W przypadku bezpośredniej wojny z Rosją blok wojskowy NATO wykorzysta 300 tys. żołnierzy już na granicy z Rosją w pierwszym miesiącu. "NATO "przyciągnie" wtedy do 3,5 miliona żołnierzy" – twierdzi admirał Rob Bauer, szef komitetu wojskowego Sojuszu Północnoatlantyckiego.
Jak myślą, skąd wezmą te 3,5 miliona żołnierzy?
Oczywiście, TY - i twoje dzieci!
Gotowi walczyć i umrzeć za pachę Europy Wschodniej, Ukrainy?
Admirał Bauer zauważył, że nowe regionalne plany obrony NATO obejmują dalsze wzmocnienie granic z Rosją w przypadku ewentualnej konfrontacji.
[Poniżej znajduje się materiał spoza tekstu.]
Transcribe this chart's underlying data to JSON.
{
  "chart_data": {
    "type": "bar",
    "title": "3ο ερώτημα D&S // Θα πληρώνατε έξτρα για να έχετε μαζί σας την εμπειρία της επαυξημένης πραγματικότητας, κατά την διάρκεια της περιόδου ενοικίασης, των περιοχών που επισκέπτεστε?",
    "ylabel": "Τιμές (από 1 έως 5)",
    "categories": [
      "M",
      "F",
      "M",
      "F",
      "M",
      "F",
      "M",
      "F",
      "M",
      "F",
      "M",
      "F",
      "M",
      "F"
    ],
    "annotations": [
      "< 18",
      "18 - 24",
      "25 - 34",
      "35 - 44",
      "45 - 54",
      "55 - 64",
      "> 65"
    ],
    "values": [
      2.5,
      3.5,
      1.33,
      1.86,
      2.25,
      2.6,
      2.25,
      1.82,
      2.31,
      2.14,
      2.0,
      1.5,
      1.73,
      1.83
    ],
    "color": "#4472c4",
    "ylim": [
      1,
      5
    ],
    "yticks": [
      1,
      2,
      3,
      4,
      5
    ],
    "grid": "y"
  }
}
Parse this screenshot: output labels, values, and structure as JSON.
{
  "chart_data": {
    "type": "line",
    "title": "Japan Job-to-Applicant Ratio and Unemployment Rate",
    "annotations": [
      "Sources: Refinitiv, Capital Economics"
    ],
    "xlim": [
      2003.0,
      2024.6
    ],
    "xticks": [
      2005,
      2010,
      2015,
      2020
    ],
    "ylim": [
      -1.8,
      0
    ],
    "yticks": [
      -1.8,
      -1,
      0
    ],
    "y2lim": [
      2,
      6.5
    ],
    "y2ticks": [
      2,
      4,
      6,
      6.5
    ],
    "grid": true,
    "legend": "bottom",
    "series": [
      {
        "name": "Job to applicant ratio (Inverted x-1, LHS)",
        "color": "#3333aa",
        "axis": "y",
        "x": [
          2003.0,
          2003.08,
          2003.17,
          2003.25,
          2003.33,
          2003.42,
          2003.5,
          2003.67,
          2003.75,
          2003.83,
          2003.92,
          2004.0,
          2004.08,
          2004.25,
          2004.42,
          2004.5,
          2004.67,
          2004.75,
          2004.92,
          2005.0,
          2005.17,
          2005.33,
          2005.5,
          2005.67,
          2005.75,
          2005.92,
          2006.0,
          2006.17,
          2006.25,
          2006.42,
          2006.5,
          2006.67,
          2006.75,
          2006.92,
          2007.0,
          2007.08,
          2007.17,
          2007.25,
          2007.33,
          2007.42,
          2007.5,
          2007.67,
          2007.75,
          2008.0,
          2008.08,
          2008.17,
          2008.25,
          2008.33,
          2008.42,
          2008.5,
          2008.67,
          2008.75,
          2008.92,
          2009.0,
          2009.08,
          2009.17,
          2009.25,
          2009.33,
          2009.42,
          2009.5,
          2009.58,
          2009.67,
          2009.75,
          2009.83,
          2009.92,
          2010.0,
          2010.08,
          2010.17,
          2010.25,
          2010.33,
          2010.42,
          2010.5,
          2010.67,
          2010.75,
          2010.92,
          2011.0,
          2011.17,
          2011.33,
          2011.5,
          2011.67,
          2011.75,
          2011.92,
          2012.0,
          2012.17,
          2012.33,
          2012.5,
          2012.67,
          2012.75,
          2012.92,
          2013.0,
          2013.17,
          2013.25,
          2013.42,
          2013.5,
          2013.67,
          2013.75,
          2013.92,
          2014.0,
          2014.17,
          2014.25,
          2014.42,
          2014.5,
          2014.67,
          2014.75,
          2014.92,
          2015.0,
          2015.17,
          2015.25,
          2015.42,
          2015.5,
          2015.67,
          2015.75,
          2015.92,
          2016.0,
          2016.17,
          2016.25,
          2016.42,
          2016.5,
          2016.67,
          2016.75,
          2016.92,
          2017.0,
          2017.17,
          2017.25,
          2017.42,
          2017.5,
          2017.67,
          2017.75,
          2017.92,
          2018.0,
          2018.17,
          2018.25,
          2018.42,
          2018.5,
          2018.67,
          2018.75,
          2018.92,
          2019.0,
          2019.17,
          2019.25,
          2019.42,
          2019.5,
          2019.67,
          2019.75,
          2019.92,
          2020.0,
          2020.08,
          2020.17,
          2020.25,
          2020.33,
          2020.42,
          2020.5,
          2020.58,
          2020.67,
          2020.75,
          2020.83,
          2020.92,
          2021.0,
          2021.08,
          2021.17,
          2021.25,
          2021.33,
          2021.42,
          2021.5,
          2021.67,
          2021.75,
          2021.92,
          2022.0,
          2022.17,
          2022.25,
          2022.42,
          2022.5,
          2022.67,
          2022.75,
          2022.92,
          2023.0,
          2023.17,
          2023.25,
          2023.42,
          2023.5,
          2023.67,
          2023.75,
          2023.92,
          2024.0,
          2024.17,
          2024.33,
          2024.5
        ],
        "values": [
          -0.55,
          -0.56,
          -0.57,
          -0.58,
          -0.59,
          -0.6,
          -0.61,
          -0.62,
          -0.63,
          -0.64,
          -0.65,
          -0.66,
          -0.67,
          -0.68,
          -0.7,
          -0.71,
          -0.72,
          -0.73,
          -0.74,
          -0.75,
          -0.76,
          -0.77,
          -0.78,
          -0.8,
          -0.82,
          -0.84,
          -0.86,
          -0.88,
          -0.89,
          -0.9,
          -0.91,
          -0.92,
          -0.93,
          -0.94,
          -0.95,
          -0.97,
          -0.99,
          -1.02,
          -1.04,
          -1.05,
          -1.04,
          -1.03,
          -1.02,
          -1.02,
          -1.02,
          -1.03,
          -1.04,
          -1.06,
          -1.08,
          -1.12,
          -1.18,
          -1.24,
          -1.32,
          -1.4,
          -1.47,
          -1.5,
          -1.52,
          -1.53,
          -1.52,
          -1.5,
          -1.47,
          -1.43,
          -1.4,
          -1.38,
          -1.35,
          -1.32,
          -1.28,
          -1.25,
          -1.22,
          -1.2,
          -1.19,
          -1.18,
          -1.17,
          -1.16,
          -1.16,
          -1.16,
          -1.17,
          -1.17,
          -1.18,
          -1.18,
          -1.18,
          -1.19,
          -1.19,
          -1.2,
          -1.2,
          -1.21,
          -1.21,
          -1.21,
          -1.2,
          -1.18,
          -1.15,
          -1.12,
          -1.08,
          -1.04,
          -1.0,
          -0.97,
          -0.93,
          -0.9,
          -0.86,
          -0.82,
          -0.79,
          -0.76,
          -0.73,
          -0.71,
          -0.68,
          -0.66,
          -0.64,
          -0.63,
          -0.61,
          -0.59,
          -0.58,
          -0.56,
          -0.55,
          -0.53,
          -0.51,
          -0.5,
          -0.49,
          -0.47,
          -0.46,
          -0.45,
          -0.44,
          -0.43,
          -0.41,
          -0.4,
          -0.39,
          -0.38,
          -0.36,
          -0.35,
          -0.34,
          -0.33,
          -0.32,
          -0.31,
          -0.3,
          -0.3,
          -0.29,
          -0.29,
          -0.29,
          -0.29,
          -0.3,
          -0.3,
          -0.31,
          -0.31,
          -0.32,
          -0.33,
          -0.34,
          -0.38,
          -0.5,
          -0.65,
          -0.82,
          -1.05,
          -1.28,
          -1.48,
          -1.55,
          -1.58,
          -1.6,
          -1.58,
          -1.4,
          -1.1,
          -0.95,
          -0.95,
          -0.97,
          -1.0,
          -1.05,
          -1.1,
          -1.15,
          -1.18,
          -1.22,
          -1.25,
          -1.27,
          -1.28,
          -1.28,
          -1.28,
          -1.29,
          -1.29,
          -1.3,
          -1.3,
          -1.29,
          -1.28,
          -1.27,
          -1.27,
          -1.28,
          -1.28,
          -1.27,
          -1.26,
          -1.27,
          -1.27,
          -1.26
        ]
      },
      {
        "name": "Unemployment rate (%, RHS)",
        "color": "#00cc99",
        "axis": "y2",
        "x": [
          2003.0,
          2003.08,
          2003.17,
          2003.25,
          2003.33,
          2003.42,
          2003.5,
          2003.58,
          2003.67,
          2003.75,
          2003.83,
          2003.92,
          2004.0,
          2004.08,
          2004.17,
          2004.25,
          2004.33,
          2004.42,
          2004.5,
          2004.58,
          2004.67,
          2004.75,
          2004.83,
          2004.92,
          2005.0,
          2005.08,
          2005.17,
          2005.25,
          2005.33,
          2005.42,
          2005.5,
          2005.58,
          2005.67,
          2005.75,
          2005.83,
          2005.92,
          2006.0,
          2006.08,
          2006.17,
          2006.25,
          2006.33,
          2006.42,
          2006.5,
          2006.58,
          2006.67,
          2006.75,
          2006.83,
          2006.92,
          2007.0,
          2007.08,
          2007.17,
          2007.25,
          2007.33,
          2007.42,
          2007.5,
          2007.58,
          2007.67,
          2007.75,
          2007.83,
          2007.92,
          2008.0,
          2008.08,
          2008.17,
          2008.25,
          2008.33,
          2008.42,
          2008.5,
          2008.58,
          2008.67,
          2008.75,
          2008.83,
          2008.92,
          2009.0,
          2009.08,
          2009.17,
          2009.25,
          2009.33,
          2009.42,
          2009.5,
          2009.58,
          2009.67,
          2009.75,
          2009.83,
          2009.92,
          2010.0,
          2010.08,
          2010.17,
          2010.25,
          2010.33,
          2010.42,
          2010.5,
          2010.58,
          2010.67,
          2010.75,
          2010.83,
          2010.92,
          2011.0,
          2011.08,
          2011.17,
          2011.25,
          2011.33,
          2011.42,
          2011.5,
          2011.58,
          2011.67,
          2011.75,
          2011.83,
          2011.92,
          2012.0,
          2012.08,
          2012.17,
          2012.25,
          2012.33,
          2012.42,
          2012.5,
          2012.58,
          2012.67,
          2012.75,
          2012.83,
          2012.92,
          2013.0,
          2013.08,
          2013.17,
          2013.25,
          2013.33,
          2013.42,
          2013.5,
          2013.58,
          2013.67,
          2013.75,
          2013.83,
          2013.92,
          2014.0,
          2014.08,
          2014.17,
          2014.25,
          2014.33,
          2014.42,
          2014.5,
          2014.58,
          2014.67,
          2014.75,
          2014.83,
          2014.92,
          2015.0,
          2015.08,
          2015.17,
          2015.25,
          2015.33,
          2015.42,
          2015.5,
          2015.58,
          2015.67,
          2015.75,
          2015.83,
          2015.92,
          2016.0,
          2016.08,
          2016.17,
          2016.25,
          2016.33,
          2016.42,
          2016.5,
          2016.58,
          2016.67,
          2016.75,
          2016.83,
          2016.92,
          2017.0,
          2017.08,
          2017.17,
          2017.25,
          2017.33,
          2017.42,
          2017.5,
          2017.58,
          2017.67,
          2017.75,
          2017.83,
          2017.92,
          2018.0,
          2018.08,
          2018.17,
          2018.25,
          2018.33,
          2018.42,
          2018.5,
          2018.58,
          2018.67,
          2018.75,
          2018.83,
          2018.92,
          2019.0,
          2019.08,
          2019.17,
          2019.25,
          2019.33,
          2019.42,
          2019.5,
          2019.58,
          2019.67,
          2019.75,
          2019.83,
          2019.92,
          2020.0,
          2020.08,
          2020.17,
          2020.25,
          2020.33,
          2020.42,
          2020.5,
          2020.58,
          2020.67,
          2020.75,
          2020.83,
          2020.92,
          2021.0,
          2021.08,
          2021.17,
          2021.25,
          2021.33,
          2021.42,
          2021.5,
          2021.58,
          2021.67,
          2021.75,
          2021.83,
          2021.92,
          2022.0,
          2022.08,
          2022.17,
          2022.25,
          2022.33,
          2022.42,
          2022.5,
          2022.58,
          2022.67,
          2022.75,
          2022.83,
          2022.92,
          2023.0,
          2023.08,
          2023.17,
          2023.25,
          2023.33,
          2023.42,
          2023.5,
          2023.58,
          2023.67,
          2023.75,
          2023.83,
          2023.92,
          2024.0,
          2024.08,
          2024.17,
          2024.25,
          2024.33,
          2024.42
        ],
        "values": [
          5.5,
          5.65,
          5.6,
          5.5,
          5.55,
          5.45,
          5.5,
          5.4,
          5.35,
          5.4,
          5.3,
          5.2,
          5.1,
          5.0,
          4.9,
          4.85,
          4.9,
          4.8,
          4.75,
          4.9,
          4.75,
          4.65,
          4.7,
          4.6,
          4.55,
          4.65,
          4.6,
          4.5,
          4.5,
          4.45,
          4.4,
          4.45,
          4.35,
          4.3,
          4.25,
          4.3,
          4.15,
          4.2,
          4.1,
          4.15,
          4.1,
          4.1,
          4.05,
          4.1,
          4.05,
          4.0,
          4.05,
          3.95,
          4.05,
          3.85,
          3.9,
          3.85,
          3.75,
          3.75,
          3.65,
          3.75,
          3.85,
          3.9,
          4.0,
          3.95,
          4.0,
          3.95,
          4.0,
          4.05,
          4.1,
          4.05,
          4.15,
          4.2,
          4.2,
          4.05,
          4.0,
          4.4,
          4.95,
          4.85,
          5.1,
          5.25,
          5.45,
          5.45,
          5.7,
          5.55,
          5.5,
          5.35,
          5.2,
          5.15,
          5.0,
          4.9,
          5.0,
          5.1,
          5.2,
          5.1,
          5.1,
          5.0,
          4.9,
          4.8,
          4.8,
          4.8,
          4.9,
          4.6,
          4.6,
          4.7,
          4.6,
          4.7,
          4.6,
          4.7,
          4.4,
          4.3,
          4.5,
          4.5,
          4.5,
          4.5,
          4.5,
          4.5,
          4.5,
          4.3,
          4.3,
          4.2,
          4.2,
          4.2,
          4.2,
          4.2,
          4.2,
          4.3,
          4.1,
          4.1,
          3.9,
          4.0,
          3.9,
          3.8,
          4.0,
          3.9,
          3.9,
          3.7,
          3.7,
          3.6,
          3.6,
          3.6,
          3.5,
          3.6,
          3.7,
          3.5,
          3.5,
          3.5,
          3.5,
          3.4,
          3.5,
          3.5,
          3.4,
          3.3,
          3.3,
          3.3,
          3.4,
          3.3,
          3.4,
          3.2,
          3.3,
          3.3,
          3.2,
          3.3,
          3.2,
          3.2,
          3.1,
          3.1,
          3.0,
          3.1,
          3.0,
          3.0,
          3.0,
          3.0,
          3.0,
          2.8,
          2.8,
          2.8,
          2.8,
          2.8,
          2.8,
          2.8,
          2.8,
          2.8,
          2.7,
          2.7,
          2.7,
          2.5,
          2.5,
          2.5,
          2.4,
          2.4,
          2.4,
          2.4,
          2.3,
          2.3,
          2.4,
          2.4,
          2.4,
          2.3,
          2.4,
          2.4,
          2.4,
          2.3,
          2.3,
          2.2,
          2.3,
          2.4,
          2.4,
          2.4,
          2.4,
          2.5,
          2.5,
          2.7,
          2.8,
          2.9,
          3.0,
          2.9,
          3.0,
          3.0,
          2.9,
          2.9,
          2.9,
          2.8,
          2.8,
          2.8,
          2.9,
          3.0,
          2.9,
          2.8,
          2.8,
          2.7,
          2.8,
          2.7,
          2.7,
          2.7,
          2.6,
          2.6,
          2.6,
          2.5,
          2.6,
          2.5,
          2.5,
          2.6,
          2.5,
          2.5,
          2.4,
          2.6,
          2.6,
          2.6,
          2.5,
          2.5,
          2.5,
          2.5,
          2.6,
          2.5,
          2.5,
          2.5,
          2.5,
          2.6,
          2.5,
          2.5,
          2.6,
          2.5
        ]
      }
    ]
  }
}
"Jeśli zaatakują, musimy być gotowi.
Potrzebujemy więc więcej sił zbrojnych na wysokim poziomie gotowości, a to nie jest coś, co można zrobić z dnia na dzień.
Będą potrzebować szkolenia, broni, amunicji, wszystkiego innego.
Dlatego mówimy o 300 tysiącach personelu wojskowego na wysokim poziomie gotowości.
W sumie kraje NATO, wraz z Finlandią i Szwecją, mają 3,5 miliona żołnierzy" - powiedział Bauer.
Grzechotanie szabel nie pomoże.
Prędzej czy później Rosja zakończy swoje plany nowego Północnego Okręgu Wojskowego i NATO o tym wie.
NATO, siły klaunów pokonane przez jeźdźców konnych z afgańskich jaskiń.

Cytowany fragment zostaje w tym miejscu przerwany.